Output details
29 - English Language and Literature
Royal Holloway, University of London
The Customs House
‘The Customs House’ (Faber, 2012) is Motion’s eleventh collection of poems and divided into three sections. The first is a group of poems called ‘Laurels and Donkeys’ that tackles the theme of c20 Western wars – from the First World War to Afghanistan. Many of these poems use ‘found’ material: books, newspaper articles and interviews that Motion conducted himself with soldiers and their widows. Motion negotiates a series of poems in relation to existing ‘war poetry’, to find a way of writing war poetry as a non-combatant that avoids authorial grandstanding. Several of these poems are now being set to music, to make a new War Requiem that has been commissioned by the London Symphony Orchestra with music by Sally Beamish for performance in the Barbican and elsewhere in November 2014.

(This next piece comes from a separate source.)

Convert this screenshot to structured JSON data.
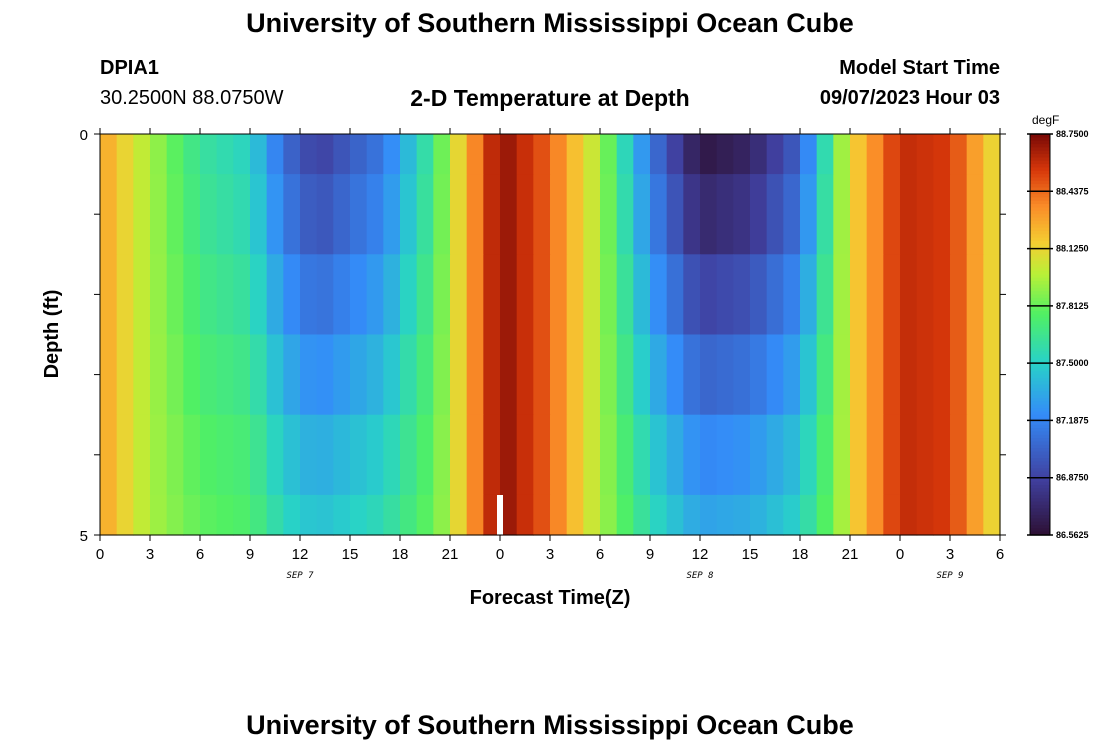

The second part of the book contains a series of poems about ‘place’ (they are all named after and set in particular locations), which seek to turn simple evocation into a more prolonged search for and meditation on belonging. The third part of the book is concerned in one way or another with our consciousness as a species of living in time – elegies, poems about the environment, poems about vanished historical figures. Here as elsewhere Motion engages an awareness of writing within the ‘English line’ of lyric poets.